You actually fall asleep. It seems that everything will be lovely and peaceful and restful, but it isn't.
You find your sleep disturbed by everything.
At first it is something simple like you are too warm. You kick off the covers because you don't want to wake up enough to get up and turn down the thermostat. Only it gets warmer and warmer and you realize you will have to get out of bed. So you sleepily stumble down the hall and make the needed adjustments before crawling back in bed.
As you try and go back to sleep you realize now that you are awake enough to have walked down the hall, you have to pee. So it is back out of bed and to the bathroom. After you find yourself back in bed again you suddenly can't get comfortable. The pillow has turned into an odd shaped lump of clay instead of the soft welcoming thing it should be. You discover that in your short bout of sleep it has given you a kink in your neck and there is no way in which you can lay that is not painful.

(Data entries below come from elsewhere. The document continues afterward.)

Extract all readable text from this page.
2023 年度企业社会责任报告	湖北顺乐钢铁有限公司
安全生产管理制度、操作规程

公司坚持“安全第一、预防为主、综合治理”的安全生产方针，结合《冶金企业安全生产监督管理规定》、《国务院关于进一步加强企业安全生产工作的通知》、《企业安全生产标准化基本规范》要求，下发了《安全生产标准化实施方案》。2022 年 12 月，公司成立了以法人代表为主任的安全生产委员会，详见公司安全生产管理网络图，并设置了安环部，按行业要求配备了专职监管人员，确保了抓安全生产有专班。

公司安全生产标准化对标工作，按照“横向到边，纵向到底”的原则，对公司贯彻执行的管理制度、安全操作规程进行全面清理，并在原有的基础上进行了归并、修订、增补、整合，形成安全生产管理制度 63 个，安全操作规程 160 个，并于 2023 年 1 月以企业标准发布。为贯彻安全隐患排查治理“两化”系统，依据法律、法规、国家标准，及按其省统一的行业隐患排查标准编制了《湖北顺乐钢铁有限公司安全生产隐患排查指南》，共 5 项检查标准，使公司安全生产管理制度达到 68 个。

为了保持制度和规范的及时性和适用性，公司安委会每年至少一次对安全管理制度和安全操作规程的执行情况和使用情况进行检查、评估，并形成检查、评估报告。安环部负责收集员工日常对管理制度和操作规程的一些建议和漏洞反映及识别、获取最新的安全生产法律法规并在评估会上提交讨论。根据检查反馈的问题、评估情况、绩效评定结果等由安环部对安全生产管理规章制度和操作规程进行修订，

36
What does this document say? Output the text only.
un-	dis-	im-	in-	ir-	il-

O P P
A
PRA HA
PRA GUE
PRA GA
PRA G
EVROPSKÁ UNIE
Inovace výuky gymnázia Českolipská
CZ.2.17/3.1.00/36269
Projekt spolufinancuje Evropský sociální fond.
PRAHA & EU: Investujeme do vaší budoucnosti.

After what seems like hours of adjusting you finally get comfortable. Then it happens. Your big toe itches. You think it will pass only to discover it is getting worse. You really don't want to move because you just got comfortable so you sort of rub your toe against the mattress hoping the itch will stop. It gets even worse. Finally in frustration you contort your body to reach down and scratch the offending digit.
And then your ear itches, and then your hip, your knee, your right elbow, the small of your back, your nose, that damned toe again...it just won't stop.
Somehow you finally manage to capture and destroy the traveling itch and you settle back into bed and start to doze off. In your scratching and adjusting time the room has begun to cool down so you tug the covers closer, only you discover the cat is sleeping like a ball of lead on the blankets and it is impossible to actually cover yourself completely. You tug and twist and push as much as you can, yet still you somehow can't manage to get the damn covers out from under what you thought was a six pound cat. You resort in the end to actually booting the cat off the bed so you can bundle up.
Now the cat is awake and more than a little indignant. She begins to yowl. You think maybe she will stop in a minute if you ignore her. It grows louder and more frequent. She is not going to stop. So you yell at her. She grows quiet. You settle back again and are just drifting off, and she starts yowling again. This time after a minute of yowling your spouse bellows at her causing her to silence.
The process repeats another three or four times until you are forced out of bed once more to throw the cat from the room. She proceeds to yowl outside the door, which while now muffled, is still annoying.
Somehow you manage to fall back to sleep. Your dreams are a little disjointed and fitful, but as long as you are asleep who cares. Then suddenly in the dream there is this horrible burning sensation in your chest. The burning grows so strong you wake up only to realize it is heartburn. You fumble around the nightstand for the antacids and pop a couple, grimacing at the wretched chalky taste.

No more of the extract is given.